Clement Matawu

Personal information
- Full name: Clemence Matawu
- Date of birth: 29 November 1982 (age 43)
- Place of birth: Bindura, Zimbabwe
- Height: 1.77 m (5 ft 9+1⁄2 in)
- Position: Midfielder

Senior career*
- Years: Team / Apps / (Gls)
- 2001–2013: Motor Action
- 2009–2010: → Podbeskidzie (loan) / 39 / (5)
- 2010–2011: → Polonia Bytom (loan) / 8 / (1)
- 2013–2019: Chicken Inn

International career
- 2003–2010: Zimbabwe / 29 / (1)

= Clement Matawu =

Zimbabwean footballer (born 1982)

Clemence Matawu (born 29 November 1982 in Bindura) is a Zimbabwean former professional footballer who played as a midfielder.

== Club ==
Matawu started his career with Motor Action of Harare.

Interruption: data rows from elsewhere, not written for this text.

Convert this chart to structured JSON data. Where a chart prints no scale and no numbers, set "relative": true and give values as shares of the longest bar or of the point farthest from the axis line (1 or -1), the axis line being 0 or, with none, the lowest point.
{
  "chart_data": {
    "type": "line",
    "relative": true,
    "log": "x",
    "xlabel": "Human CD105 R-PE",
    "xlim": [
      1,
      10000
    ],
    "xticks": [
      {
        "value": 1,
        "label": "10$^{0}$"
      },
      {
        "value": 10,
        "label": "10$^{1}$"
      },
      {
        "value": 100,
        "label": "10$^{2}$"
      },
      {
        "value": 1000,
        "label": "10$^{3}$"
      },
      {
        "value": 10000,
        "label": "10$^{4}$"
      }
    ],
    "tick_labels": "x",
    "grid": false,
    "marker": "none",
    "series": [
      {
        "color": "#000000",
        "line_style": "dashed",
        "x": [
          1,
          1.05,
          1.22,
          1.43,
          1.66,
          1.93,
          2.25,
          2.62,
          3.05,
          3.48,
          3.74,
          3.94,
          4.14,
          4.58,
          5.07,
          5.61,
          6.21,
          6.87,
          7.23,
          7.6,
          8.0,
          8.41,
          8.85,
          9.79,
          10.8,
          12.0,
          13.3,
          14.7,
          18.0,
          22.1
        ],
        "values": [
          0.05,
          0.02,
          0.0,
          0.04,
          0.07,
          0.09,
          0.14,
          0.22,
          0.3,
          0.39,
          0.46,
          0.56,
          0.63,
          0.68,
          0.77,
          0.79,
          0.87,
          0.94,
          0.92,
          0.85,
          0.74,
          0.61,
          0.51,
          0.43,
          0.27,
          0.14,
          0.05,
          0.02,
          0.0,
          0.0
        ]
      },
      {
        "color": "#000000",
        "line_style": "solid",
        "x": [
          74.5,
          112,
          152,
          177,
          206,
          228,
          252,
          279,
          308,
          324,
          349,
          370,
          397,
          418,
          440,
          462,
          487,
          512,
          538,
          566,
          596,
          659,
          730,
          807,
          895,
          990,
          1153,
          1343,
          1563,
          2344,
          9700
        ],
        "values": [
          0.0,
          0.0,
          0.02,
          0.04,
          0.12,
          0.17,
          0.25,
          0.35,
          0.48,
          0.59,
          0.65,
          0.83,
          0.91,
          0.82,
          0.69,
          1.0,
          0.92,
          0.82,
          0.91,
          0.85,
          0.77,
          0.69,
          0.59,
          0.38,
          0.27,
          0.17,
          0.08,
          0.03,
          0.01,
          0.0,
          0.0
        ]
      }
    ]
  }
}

In early 2009, he joined Polish club Podbeskidzie Bielsko-Biała for a loan spell lasting until mid-2010. He established himself in the starting line-up and made a total of 40 appearances across all competitions, before joining Ekstraklasa club Polonia Bytom in the summer of 2010. After a year with the Silesian club, Clement was released and returned to Motor Action.

== International ==
Matawu had a colorful international career, making 29 appearances and scoring once for the Zimbabwe national team.

== Education ==
While playing for Chicken Inn, Matawu attained a Bachelor of Science Honors Degree in Sport Science and Coaching from NUST.